MARK'S TANK TICKING DOWN
 
August 22, 2000
Gentlemen, start your tasteless puns.

Just when you thought it finally was safe to let the kids watch NASCAR, along comes news that Viagra will sponsor Mark's stock car next season.

The #6 viagra Pfizer, which produces the male-potency drug, will spend $14 million a year to advertise its provocative product on Mark's Ford Taurus for the next five years. The suggestive jokes and one-liners are sure to follow.

The irony of his new sponsor is not lost on Mark. He knows he's getting older. He knows he can't do all things that he used to do. He knows he's not a carefree, wild-and-crazy kid anymore.

"The sport takes a bigger and bigger piece out of you all the time," admitted the 41-year-old Mark, in a rare, in-depth interview at Michigan Speedway. "And there's not as much left of me to do all that is required as there was before."

Mark is tired of the endless requests for interviews and autographs. Sponsors, reporters, fans - everyone, it seems, wants a piece of his time. He is tired of battling the ever-increasing crowds, trying to get out the race tracks on Sunday afternoon when the races are over. He is running out of gas, no pun intended.

"Ten years ago, we had maybe half as many people at each event," pointed out Mark, who wrecked one car on a wet track Friday morning trying to qualify for today's Busch race, then qualified seventh-fastest (189.619 mph) for Sunday's Winston Cup Pepsi 400. "It's just a bigger show now than it was."

Indeed, the crowd for Friday's two qualifying sessions, estimated at 45,000, was comparable to the turnout for CART's Michigan 500 last month.

"Every race means so much," Mark continued. "One little slip-up, one little accident, and you drag it around on your shoulders for a week. If something happens in a Winston Cup race that causes you to lose five points, you grouse about it for a week.

"You know it could cost you the championship. It could cost you money in the points race. And you know that sponsors won't be happy. It's just not that easy to walk away from a race anymore. The sport has become so big, and so much is riding on it, that it sucks all the fun out of it."

However, if he had his life to live over again, Mark wouldn't change a thing.

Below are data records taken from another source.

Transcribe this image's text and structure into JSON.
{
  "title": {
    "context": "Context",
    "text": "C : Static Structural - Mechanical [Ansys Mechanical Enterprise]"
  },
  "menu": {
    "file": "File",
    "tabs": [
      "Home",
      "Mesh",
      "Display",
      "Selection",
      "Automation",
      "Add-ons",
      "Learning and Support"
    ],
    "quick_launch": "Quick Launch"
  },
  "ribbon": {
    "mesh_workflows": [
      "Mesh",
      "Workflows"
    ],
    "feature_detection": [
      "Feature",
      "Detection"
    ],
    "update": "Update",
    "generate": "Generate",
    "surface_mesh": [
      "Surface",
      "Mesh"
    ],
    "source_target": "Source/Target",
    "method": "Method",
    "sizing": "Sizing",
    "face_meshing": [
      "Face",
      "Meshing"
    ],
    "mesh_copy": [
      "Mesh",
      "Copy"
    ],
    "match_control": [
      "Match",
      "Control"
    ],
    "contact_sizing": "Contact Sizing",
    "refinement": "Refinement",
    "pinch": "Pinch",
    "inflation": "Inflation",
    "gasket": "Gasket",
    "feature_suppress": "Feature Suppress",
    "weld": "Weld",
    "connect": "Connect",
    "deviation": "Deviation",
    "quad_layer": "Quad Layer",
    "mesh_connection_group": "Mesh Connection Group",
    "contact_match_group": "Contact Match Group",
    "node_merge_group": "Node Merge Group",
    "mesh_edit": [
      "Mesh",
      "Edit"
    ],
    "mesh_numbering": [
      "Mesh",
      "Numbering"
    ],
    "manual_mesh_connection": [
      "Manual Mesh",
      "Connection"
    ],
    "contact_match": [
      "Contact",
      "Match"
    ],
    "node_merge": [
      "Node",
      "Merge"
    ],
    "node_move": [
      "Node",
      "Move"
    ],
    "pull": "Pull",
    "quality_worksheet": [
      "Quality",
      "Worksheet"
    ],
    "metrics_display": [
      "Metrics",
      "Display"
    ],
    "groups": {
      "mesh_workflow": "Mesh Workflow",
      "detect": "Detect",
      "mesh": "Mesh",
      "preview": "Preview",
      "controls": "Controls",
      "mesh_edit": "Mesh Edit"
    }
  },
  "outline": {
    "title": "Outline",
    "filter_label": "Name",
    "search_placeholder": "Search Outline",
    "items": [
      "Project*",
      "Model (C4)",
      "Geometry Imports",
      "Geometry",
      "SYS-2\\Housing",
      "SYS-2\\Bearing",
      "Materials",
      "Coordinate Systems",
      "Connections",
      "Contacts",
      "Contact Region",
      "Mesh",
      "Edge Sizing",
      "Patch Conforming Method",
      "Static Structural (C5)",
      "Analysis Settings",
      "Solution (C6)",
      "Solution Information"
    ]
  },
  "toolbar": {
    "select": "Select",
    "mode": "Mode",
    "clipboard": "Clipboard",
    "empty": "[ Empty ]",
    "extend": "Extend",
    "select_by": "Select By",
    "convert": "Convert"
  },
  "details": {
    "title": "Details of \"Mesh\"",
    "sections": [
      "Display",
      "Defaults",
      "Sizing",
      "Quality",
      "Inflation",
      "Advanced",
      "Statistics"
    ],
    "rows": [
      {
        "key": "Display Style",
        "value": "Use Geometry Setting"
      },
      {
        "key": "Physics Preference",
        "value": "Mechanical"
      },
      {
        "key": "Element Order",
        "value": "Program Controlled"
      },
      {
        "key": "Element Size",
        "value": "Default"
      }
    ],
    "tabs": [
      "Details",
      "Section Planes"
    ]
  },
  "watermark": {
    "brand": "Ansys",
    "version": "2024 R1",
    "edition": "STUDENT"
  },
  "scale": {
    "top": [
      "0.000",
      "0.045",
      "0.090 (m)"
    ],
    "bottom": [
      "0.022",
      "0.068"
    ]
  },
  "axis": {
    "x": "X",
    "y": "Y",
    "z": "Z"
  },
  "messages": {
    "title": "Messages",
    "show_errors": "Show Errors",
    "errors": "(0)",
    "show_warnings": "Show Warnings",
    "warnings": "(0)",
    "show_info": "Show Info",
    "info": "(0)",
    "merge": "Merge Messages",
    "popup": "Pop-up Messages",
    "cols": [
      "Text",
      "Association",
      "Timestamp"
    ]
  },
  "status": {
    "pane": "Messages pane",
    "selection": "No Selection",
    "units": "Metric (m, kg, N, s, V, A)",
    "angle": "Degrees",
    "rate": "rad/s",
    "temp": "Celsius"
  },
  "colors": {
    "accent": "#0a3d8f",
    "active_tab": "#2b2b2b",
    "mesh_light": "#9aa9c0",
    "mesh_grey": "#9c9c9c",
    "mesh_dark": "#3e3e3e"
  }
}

"I'm just a hillbilly from Arkansas," he acknowledged. "This is the American dream. This is what every kid wants to do. I've made it a lot further than I ever expected. "I never knew I was good enough to race against Richard Petty. And beat him. I never knew I could win all the Winston Cup races I've won. A lot of people would like to trade places with me."

Nevertheless, this will be the last year that Mark does double duty, competing on the Busch circuit whenever the schedule permits, in addition to the all-important weekly Winston Cup wars.

"It's gotten tougher on me every year," Mark admitted. "I used to say, 'There's nothing to it.' But there's a lot more to it now. I can't get out of one car and walk 100 yards at a leisurely pace to the other car. The series has grown. It's a lot more difficult. It's a really big commitment. The last couple years, it's gotten more and more intense. "I'm not easily distracted," Mark said. "I'm interested in so very little. I wish I had some other interests in this world. But I don't. When I'm not in the race car, I'm re-running the race in my mind, changing the springs or the shock absorbers or something. I've got a lot of car stuff constantly rolling around in my mind.

"Everybody I know who has been successful in this business has dedicated every minute of their life since they were teenagers to be good enough," he continued. "But it gets harder every year."

Mark's contract with Roush Racing runs through 2005. Mark figures that will be just about enough. "I don't expect I'll be racing a 40-race schedule after 2005," he predicted.

Meanwhile, there remains one nagging bit of unfinished business: The Winston Cup championship that Mark has never won. And as the new logo on his car next year will constantly remind him, the clock is ticking.